Being Liked or Respected.

Being yourself, taking over a team as coach don’t go in with the big stick, hard, mean, dictatorial, it doesn’t work. Look at some of the Afl coaches who tried this procedure, they didn’t last long. Remember ‘life is not a popularity contest’ and although that sounds great in theory, one of the most basic…

Being yourself, taking over a team as coach don’t go in with the big stick, hard, mean, dictatorial, it doesn’t work. Look at some of the Afl coaches who tried this procedure, they didn’t last long.

Remember ‘life is not a popularity contest’ and although that sounds great in theory, one of the most basic human needs is to be accepted. When we are criticised, it sets off a whole host of self-doubting behaviour. Of course, everyone likes to be liked. The satisfaction or even the ego boost from feeling popular is something we can wear as a badge of honour. However trying to be liked by everyone is not the best way forward for our wellbeing or performance.

When in a position of leadership and wanting to be liked by everyone is fraught with danger, not to mention the amount of extra pressure it places on your role. In these Coaching roles and it takes a very special individual to accomplish the above whilst still being liked 100% of the time. If we look at some of the past great Coaches, Norm Smith, Alan Jeans, John Kennedy, Ron Barassi, Kevin Sheedy, Michael Malthouse, Leigh Mathews Alister Clarkson etc, a lot of their ideas would have been opposed and many possibly having heated arguments, however they will go down as the most respected people in their period of time in Football..

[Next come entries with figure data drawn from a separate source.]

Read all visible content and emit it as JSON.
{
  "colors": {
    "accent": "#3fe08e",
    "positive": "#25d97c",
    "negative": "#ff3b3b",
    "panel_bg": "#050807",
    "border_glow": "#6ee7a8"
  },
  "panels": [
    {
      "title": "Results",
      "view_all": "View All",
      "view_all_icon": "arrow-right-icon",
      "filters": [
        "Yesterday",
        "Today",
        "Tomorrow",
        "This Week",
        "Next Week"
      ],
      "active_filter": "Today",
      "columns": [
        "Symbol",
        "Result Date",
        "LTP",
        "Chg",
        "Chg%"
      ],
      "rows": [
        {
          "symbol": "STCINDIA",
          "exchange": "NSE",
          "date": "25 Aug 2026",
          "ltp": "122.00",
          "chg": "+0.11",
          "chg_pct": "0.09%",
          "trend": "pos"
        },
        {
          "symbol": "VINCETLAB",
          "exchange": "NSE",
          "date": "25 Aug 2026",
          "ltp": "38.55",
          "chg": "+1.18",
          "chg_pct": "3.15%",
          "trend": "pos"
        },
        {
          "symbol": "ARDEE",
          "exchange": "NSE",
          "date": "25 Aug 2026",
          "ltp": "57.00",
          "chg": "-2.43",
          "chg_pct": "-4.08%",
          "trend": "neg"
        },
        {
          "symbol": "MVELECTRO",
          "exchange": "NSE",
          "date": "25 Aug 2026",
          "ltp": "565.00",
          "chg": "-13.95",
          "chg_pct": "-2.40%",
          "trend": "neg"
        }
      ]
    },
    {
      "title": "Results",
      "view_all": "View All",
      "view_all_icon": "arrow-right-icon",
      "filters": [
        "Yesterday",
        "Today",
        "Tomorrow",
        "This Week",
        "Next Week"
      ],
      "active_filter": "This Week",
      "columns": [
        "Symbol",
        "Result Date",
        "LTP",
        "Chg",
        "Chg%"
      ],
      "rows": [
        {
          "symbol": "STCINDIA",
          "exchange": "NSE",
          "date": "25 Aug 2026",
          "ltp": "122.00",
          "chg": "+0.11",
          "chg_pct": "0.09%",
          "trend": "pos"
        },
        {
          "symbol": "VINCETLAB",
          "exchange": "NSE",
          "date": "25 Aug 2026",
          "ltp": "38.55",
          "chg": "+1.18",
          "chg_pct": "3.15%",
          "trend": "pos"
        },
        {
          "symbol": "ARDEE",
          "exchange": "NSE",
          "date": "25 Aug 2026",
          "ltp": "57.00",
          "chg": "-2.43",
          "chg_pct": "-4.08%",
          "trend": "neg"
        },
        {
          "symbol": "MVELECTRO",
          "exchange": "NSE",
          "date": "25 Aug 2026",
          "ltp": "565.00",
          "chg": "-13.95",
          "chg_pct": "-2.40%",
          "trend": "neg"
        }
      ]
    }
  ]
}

Everybody likes to be liked, especially by your peers and team mates,. There have been many times in the past where I have made decisions, believing to be best for the team. E.G  In 1987 selection for MFC prelim. Final Rodney Grinter (who was out, suspended) became available that week, after hours of discussion (sometimes heated) Rodney was selected to play in the Prelim final.

The next task was for me to tell Dave Williams (who played in the winning team the week before) was omitted from the side, thinking back this was one of the hardest times of my coaching career (apart from telling Stephen Newport we were swapping him for a player from St Kilda), however, a decision had been made by the club and the issue was addressed. No doubt you or someone you work with has found themselves in a similar position, it may even be a source of frustration or the barrier holding you back from personal or team success. I’m positive the art of finding the balance between being respected and being liked is something that comes with experience, being respected sets up a great foundation to reach your goals.. Obviously the ultimate goal is to be respected and liked, even when struggling for results.

To be successful and respected in any leadership or a business position you need basic fundamentals:

i)                 Be yourself, not what you think you have to be

ii)                Appoint good people in your support team

iii)               Communicate with all at the club, making sure they are always informed (including players)

iv)               Maintain strong and fair disciplines and habits. (This creates a culture change)

Building respect with others will come from the things you say, equally important from the actions you take.

Those actions may not be liked across the board, but if they are always for the betterment of your player, the team and the people around you, then you will be always respected.